Когда Коля говорил себе, что намерен устроиться грузчиком и заработать на дорогу в Симферополь, на самом деле он знал — хоть и не думал об этом, — что вернее всего постарается встретиться с. Ниной Островской. По ее взгляду, по первым ее словам он поймет, может ли рассчитывать на прощение. А если она не простит, остается еще один вариант — Берестовы. Берестовы на Болотной площади. В конце концов, он ни в чем перед ними не провинился. И даже имя у него теперь старое — Николай. Беккер, партийный псевдоним — Андреев. И им незачем знать о его подвигах, благо в газетах картинок и портретов не печатают.
Через полчаса после ухода Фанни Коля последовал ее примеру. Он натянул куртку и вышел на тихую дачную улицу.
Он дошел до угла, у поворота на станцию его ждали два человека в куртках, схожих с его курткой. При виде их Колю охватил первобытный до рвоты ужас. Он замер, но не смог побежать назад, потому что знал, что агенты вооружены.
Он не мог и пойти вперед, ноги отказывались нести его навстречу смерти.

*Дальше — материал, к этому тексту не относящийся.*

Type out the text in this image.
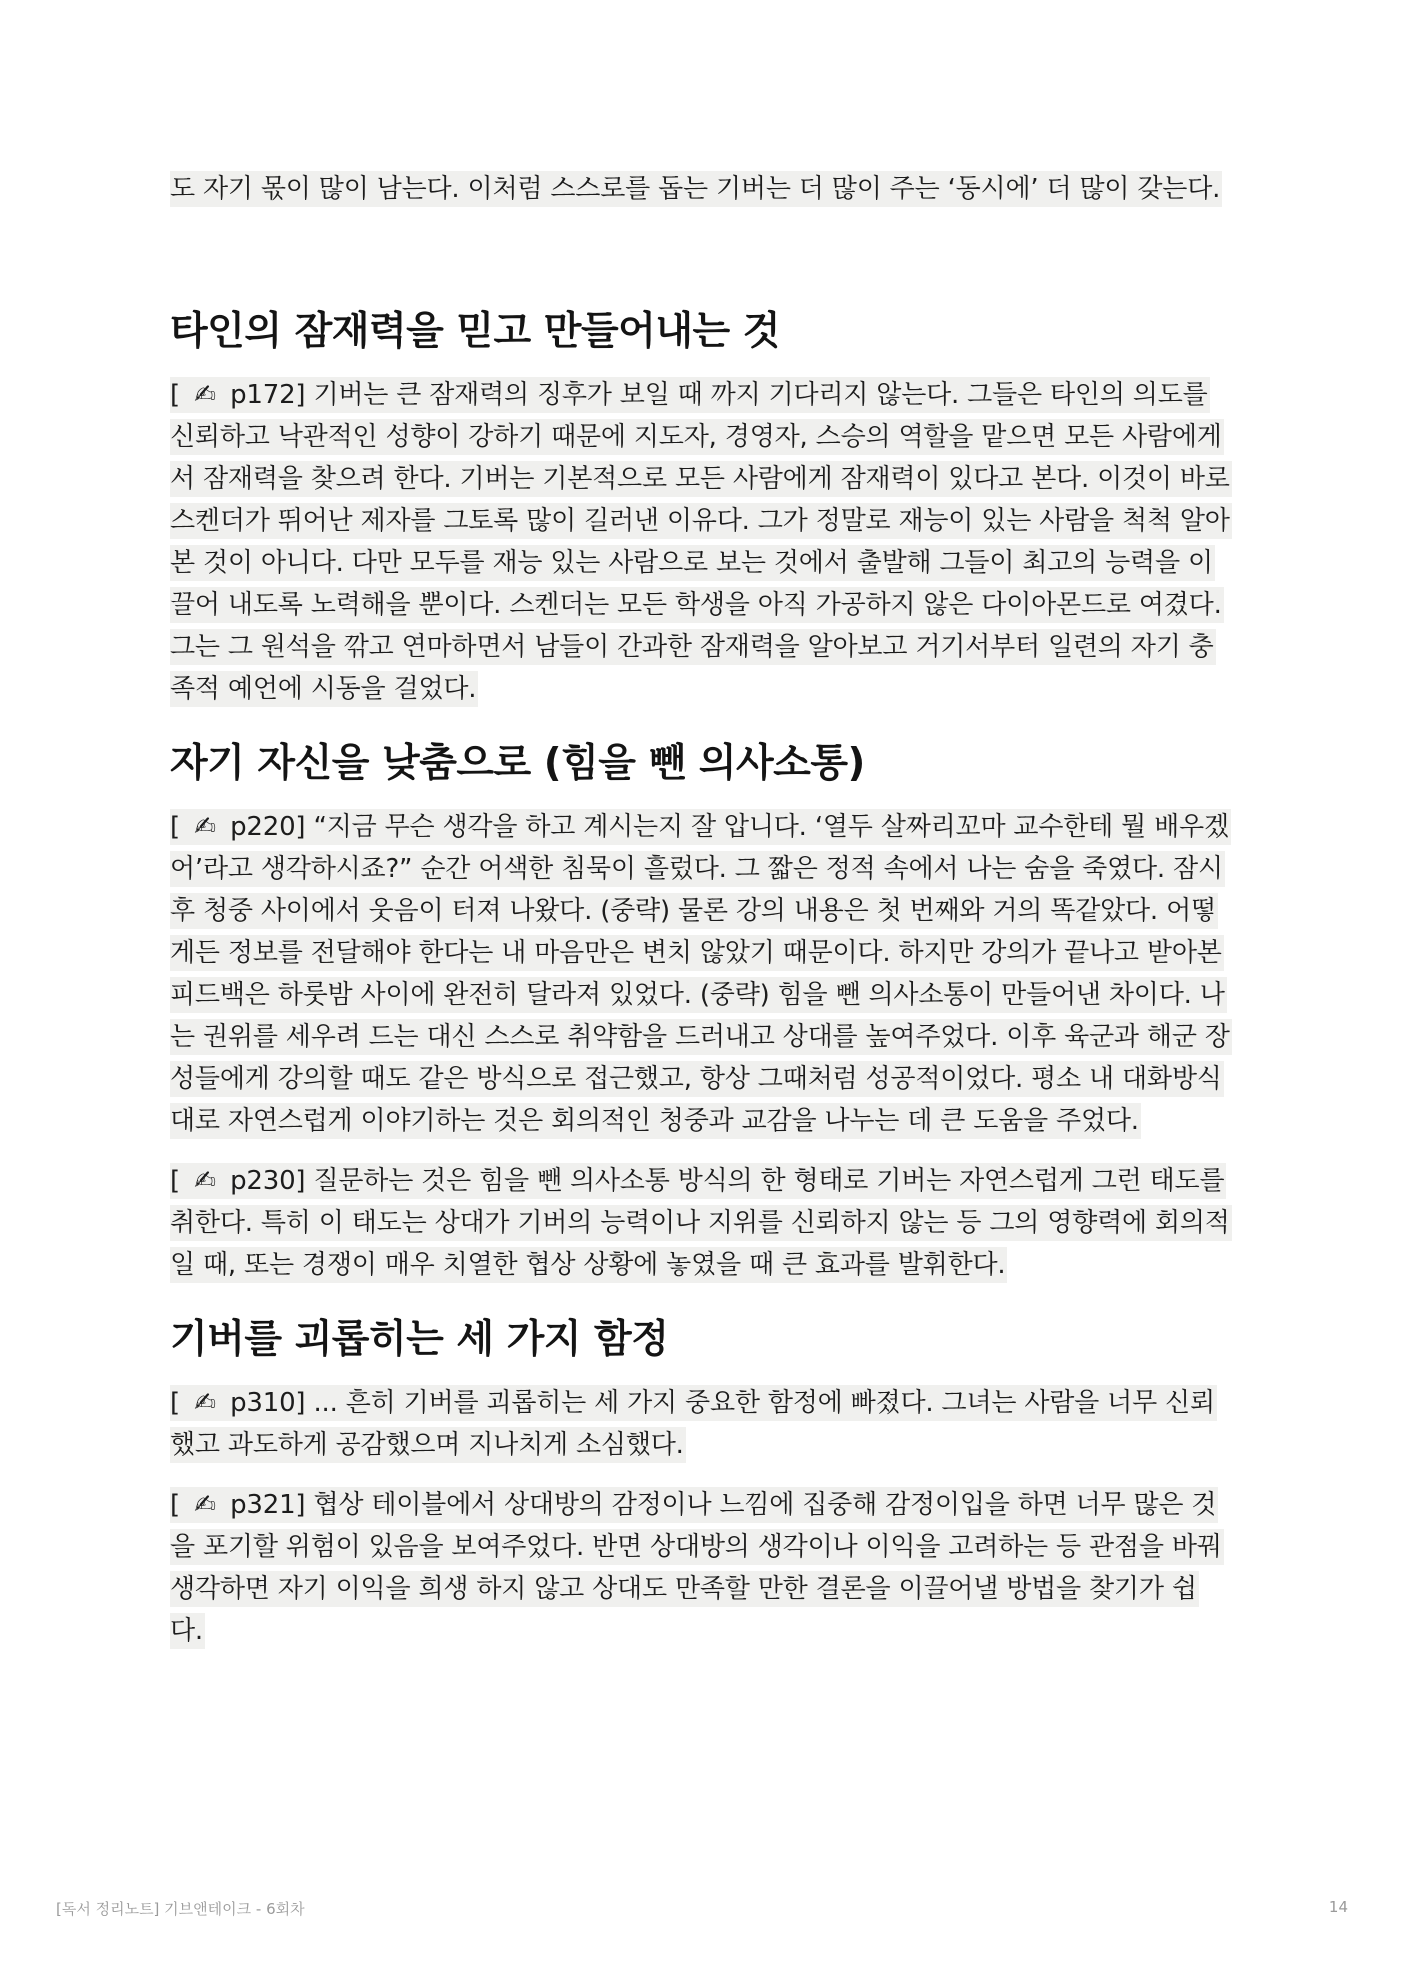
도 자기 몫이 많이 남는다. 이처럼 스스로를 돕는 기버는 더 많이 주는 ‘동시에’ 더 많이 갖는다.

타인의 잠재력을 믿고 만들어내는 것

[ ✍ p172] 기버는 큰 잠재력의 징후가 보일 때 까지 기다리지 않는다. 그들은 타인의 의도를 신뢰하고 낙관적인 성향이 강하기 때문에 지도자, 경영자, 스승의 역할을 맡으면 모든 사람에게서 잠재력을 찾으려 한다. 기버는 기본적으로 모든 사람에게 잠재력이 있다고 본다. 이것이 바로 스켄더가 뛰어난 제자를 그토록 많이 길러낸 이유다. 그가 정말로 재능이 있는 사람을 척척 알아본 것이 아니다. 다만 모두를 재능 있는 사람으로 보는 것에서 출발해 그들이 최고의 능력을 이끌어 내도록 노력해을 뿐이다. 스켄더는 모든 학생을 아직 가공하지 않은 다이아몬드로 여겼다. 그는 그 원석을 깎고 연마하면서 남들이 간과한 잠재력을 알아보고 거기서부터 일련의 자기 충족적 예언에 시동을 걸었다.

자기 자신을 낮춤으로 (힘을 뺀 의사소통)

[ ✍ p220] “지금 무슨 생각을 하고 계시는지 잘 압니다. ‘열두 살짜리꼬마 교수한테 뭘 배우겠어’라고 생각하시죠?” 순간 어색한 침묵이 흘렀다. 그 짧은 정적 속에서 나는 숨을 죽였다. 잠시 후 청중 사이에서 웃음이 터져 나왔다. (중략) 물론 강의 내용은 첫 번째와 거의 똑같았다. 어떻게든 정보를 전달해야 한다는 내 마음만은 변치 않았기 때문이다. 하지만 강의가 끝나고 받아본 피드백은 하룻밤 사이에 완전히 달라져 있었다. (중략) 힘을 뺀 의사소통이 만들어낸 차이다. 나는 권위를 세우려 드는 대신 스스로 취약함을 드러내고 상대를 높여주었다. 이후 육군과 해군 장성들에게 강의할 때도 같은 방식으로 접근했고, 항상 그때처럼 성공적이었다. 평소 내 대화방식대로 자연스럽게 이야기하는 것은 회의적인 청중과 교감을 나누는 데 큰 도움을 주었다.

[ ✍ p230] 질문하는 것은 힘을 뺀 의사소통 방식의 한 형태로 기버는 자연스럽게 그런 태도를 취한다. 특히 이 태도는 상대가 기버의 능력이나 지위를 신뢰하지 않는 등 그의 영향력에 회의적일 때, 또는 경쟁이 매우 치열한 협상 상황에 놓였을 때 큰 효과를 발휘한다.

기버를 괴롭히는 세 가지 함정

[ ✍ p310] ... 흔히 기버를 괴롭히는 세 가지 중요한 함정에 빠졌다. 그녀는 사람을 너무 신뢰했고 과도하게 공감했으며 지나치게 소심했다.

[ ✍ p321] 협상 테이블에서 상대방의 감정이나 느낌에 집중해 감정이입을 하면 너무 많은 것을 포기할 위험이 있음을 보여주었다. 반면 상대방의 생각이나 이익을 고려하는 등 관점을 바꿔 생각하면 자기 이익을 희생 하지 않고 상대도 만족할 만한 결론을 이끌어낼 방법을 찾기가 쉽다.

[독서 정리노트] 기브앤테이크 - 6회차	14
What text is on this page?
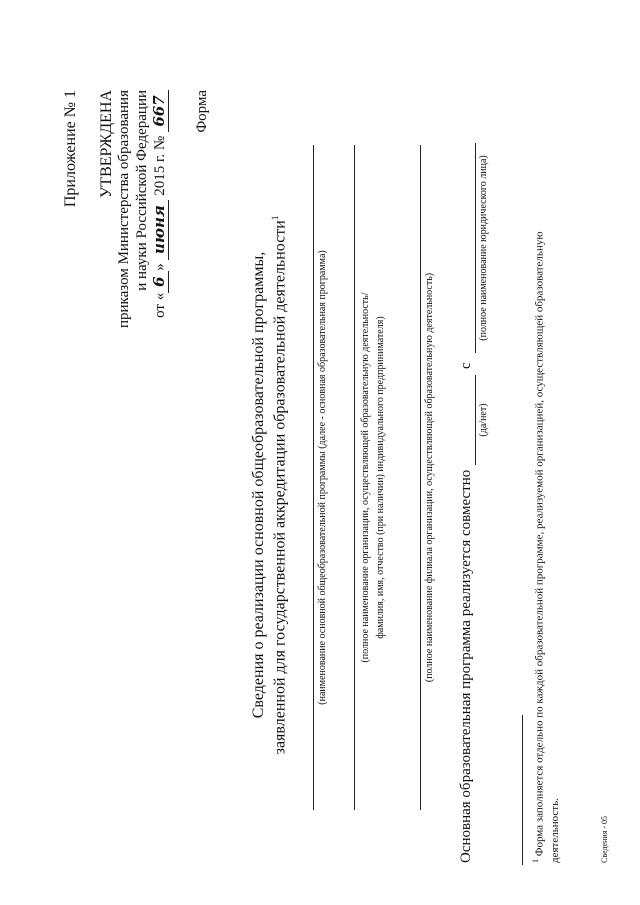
Приложение № 1 УТВЕРЖДЕНА приказом Министерства образования и науки Российской Федерации
от «6» июня 2015 г. № 667 Форма
Сведения о реализации основной общеобразовательной программы, заявленной для государственной аккредитации образовательной деятельности$^1$
(наименование основной общеобразовательной программы (далее - основная образовательная программа)	(полное наименование организации, осуществляющей образовательную деятельность/ фамилия, имя, отчество (при наличии) индивидуального предпринимателя)	(полное наименование филиала организации, осуществляющей образовательную деятельность) Основная образовательная программа реализуется совместно
(да/нет)
с
(полное наименование юридического лица)
$^1$ Форма заполняется отдельно по каждой образовательной программе, реализуемой организацией, осуществляющей образовательную деятельность.	Сведения - 05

Но агенты пошли к нему сами — как будто пожалели немощного.
Он стоял, они приближались и увеличивались, как в синематографе.
Первый, усатый и неторопливый, спросил его, хотя спрашивать было не обязательно.
— Гражданин Андреев? Николай Андреев?
Коля кивнул.
— Следуйте за нами, — сказал второй.
— Разумеется, — согласился Коля. Только не надо их сердит!
И он пошел между ними.
Со стороны они, наверное, казались друзьями, что спешат на поезд.
На деле агенты повели Колю на дорогу, где ждал небольшой грузовичок, крытый фургон, какие использовали в ВЧК для перевозки арестованных.
Дзержинский показал Коле на стул, а сам встал из-за своего стола и стал ходить по кабинету, негромко рассуждая:
— В принципе вы, Беккер, были правы, когда решили сбежать. Вы не возражаете, что я вас называю настоящей фамилией?
Коля кивнул.
Он все еще стоял на эшафоте и не знал, прикажут ли сунуть голову в петлю или отпустят в объятия ревущей толпы, И он знал, что ласковый, даже задушевный тон Председателя еще не значит, что ты спасен или прощен. Дзержинский предпочитал не выдавать своих намерений заранее.
— Впрочем, отказаться от псевдонима разумно. По крайней мере в недрах нашей организации вы не найдете упоминания о сотруднике Николае Андрееве, потому что мы держим у себя лишь проверенных, чистых духом и поступками людей, к каковым Николай Андреев, назовем его государственным преступником, не относится.
Дзержинский сделал паузу, чтобы смысл его слов проник в сознание Коли.
Возможно, Коле следовало бы промолчать, но вопрос вырвался неожиданно для него самого:
— А как же Блюмкин?
— Он — эсер, обманным путем проникший в наши органы, когда там левые эсеры играли важную роль. Ведь мы их по наивности полагали своими союзниками, Блюмкин выполнял приказ ЦК партии эсеров и по поддельным документам проник в немецкое посольство. Наверное, вы, Беккер, слышали?
Вот в этот момент Коля уверовал в то, что его не казнят. Что у Дзержинского есть на него виды. Ведь республике нужны преданные бойцы!